In a field adjoining Froggatt's factory, there is an old dilapidated tabular tomb, with H.M. inscribed on one end. These letters are the initials of Humphrey Merril, who was buried there on the 9th. of September, 1666.
In the parson's field, in the Lydgate, Eyam Townend, two grave-stones are laid nearly parallel to each other, containing the following records:- "Here lye buried George Darby, who dyed July 4th, 1666; "Mary, the daughter of George Darby, dyed September 4th, 1666." The house which this family occupied is supposed to have been contiguous to their graves. There is a tradition that this lovely young maiden was extremely beautiful and engaging: that she was frequently seen in the adjoining fields; that she was suddenly seized by the terrific pest while gathering flowers in the field of her father's sepukchre; and that she lingered only one short day before she was laid beneath the daisy-sods, beside her father's grave. How sudden the change! Homer's beautiful simile on the death of Euphorbus, may be applied with equal felicity to the fate of this young maiden:-
"As the young olive, in some sylvan scene,
Crown'd by fresh fountains with eternal green,
Lifts the gay head, in snowy flowrets fair,
And plays and dances to the gentle air;
When lo! a whirlwind from high heaven invades
The tender plant, and withers all its shades;
It lies uprooted from its genial bed,
A lovely ruin, now defaced and dead."A stone once in the possession of the late Mr. John Slinn, Eyam, and now in a cabinet of curiosities at or near Derby, has the following inscription: Bridget Talbot, Ano. Dom.,1666." She was buried on the fifteenth of August, 1666. The stone was found in a small piece of ground, now forming, as before mentioned, part of the Miners' Arms Croft. A stone lies under the parlour* floor of a house opposite the church, occupied by Mr. P. Furness; it was found in a back room when the house was rebuilt, about sixty-five years ago.

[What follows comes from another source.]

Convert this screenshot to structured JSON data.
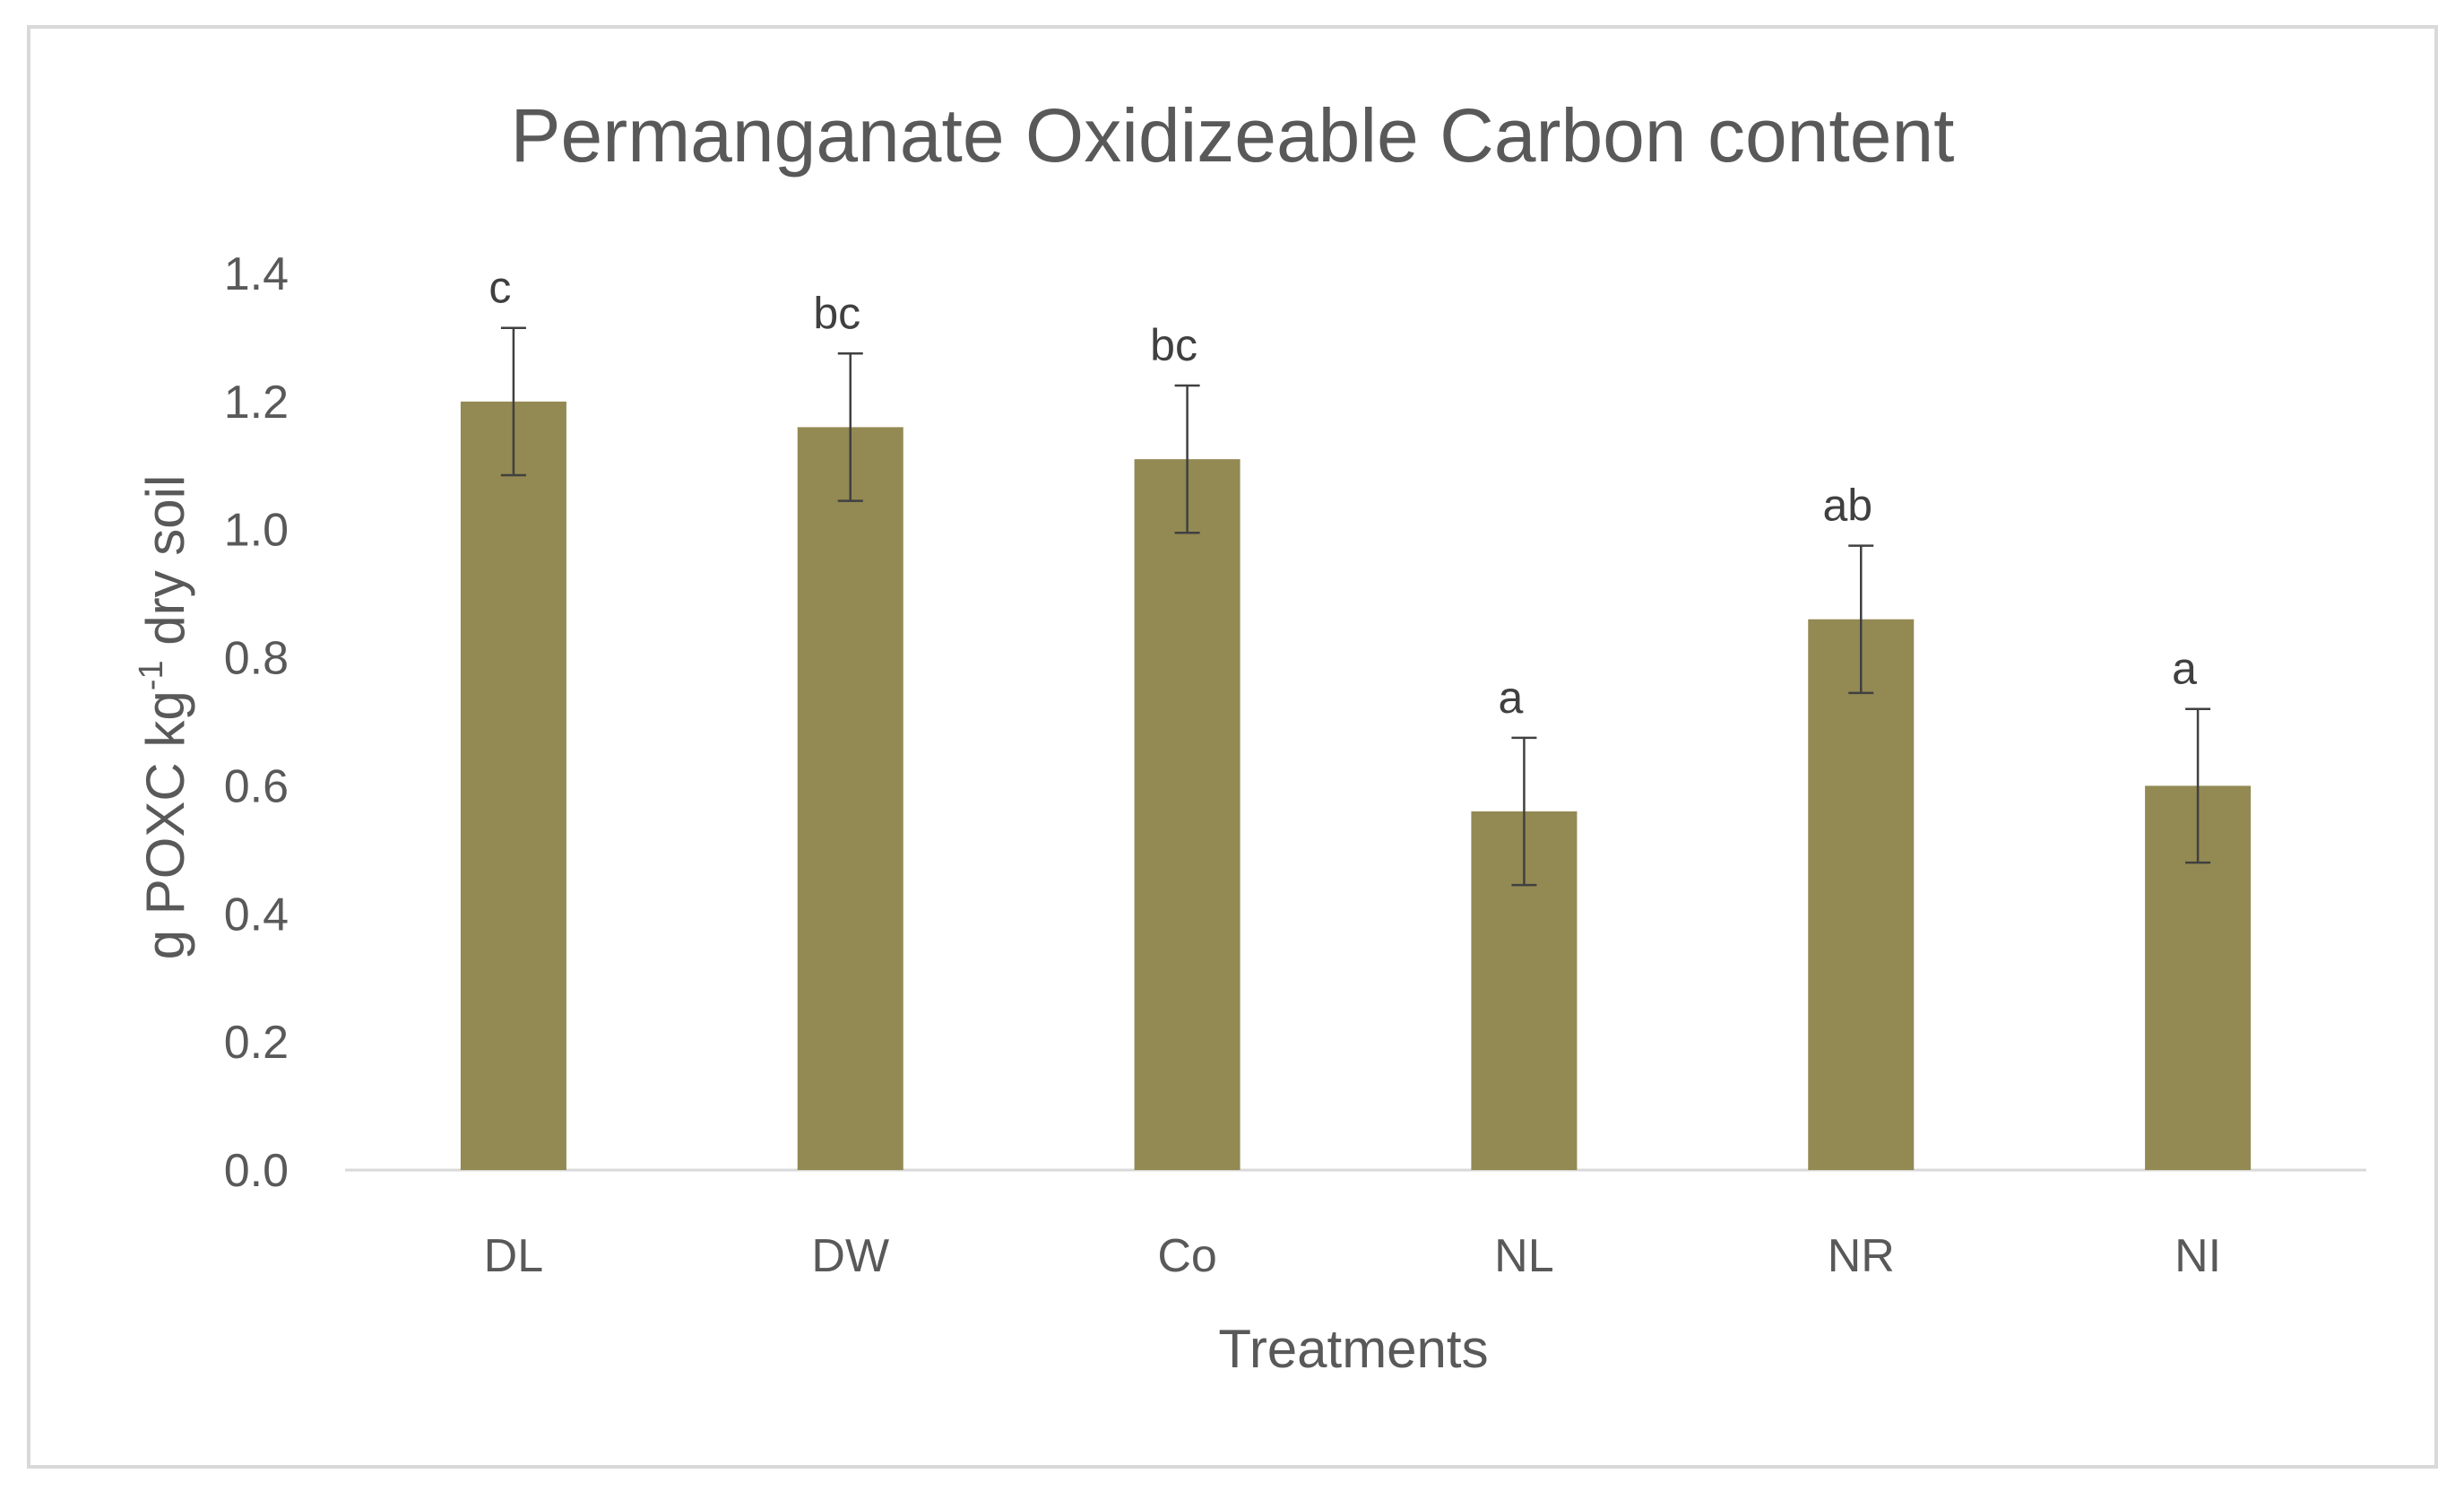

* The room on the right hand of the entrance. Mr. furness is now dead.
It was probably brought there from the garden and used as a flag. It contains an inscription to the memory of a person of the name of Ragg. These tablets, with those in the Churchyard and at Riley, still bear testimony of the plague at Eyam. Many have been destroyed, and probably many more are buried beneath the surface of gardens and fields of the village.